The extraction of cryptographic keys from Intel SGX has been achieved before, for example through the Foreshadow CPU side-channel vulnerability. However, Plundervolt can also be used to violate the memory integrity guarantees of the SGX enclaves by artificially introducing memory safety vulnerabilities into seemingly bug-free code. In other words, even if developers do everything right and ensure their code does not have any vulnerabilities, attackers can use this technique to inject such errors in the code while it’s being executed inside an enclave.

“To the best of our knowledge, we are the first to explore the memory safety implications of faulty multiplications in compiler-generated code,” the researchers said. “Compared to prior work that demonstrated frequency scaling fault injection attacks against ARM TrustZone cryptographic implementations, we show that undervolting is not exclusively a concern for cryptographic algorithms.”

Mitigation and response

The researchers proposed several possible countermeasures in their paper, both at the hardware and microcode level and the software level through the use of fault-resistant cryptographic primitives, as well as application and compiler hardening. However, many of them have various downsides, including a potential performance impact.

The vulnerability was first reported to Intel in June, but it was also independently discovered by other teams of academic researchers who reported it in August. The company rates the issue as high severity — 7.9 on the CVSS scale — and tracks it as CVE-2019-11157. It has worked with partners to release BIOS updates to address it.

According to the researchers, Intel’s patch consists of disabling access to the particular voltage scaling interface — MSR — identified in the paper. However, they note that additional avenues for fault injection might exist through other power or clock management features that have yet to be identified.

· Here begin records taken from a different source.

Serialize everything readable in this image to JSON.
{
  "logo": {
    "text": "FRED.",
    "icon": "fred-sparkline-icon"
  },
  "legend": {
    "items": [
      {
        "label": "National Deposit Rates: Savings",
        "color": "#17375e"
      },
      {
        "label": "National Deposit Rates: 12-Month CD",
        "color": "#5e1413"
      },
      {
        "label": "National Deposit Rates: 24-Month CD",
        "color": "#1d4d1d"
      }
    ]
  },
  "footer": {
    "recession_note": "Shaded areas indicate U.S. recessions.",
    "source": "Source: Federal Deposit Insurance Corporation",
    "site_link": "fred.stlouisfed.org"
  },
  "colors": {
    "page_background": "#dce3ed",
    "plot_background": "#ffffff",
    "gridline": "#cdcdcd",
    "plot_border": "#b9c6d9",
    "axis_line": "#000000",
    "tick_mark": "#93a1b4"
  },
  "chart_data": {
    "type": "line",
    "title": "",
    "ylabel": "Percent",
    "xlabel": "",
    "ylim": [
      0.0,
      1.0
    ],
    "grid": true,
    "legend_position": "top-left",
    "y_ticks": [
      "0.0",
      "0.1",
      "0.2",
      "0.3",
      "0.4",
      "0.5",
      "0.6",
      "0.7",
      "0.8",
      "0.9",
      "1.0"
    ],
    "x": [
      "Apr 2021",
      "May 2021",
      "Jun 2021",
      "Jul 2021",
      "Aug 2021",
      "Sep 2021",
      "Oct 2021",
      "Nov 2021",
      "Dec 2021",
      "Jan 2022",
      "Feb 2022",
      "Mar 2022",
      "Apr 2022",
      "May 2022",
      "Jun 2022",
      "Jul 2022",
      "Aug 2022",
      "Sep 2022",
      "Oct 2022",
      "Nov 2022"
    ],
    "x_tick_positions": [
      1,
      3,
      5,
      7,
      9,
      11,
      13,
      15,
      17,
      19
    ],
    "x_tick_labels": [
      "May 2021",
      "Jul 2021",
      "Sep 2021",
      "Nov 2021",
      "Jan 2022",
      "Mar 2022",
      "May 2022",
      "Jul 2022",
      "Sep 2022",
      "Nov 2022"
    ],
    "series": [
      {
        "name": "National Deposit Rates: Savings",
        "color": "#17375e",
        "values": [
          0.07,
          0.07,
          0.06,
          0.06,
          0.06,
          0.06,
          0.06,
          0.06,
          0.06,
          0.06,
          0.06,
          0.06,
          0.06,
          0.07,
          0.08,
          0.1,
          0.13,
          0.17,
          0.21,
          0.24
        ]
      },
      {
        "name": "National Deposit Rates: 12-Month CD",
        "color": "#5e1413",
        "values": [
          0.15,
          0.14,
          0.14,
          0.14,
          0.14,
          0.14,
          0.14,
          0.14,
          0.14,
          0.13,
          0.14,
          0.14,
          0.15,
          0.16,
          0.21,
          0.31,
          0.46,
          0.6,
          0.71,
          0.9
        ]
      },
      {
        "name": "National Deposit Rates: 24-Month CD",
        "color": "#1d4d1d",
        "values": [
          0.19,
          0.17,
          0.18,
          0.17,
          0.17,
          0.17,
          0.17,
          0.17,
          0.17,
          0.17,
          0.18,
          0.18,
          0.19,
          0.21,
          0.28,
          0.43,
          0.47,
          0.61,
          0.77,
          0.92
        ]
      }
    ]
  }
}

“All of the issues publicly announced today have been addressed with the latest versions of Intel’s microcode, which is available either through a Red Hat Security Advisory (RHSA) that was released today or directly from Intel,” Christopher Robinson, program manager for product security assurance at Red Hat tells CSO. “Red Hat does not currently implement SGX, so our customers are not impacted by any of the SGX-related attacks. Like any vulnerability, Red Hat Product Security advises system administrators to evaluate the particular risks and exposures within their own environments, and they are strongly encouraged to deploy the latest security updates to correct known vulnerabilities as soon as possible.”

Microsoft did not immediately respond to a request for comment.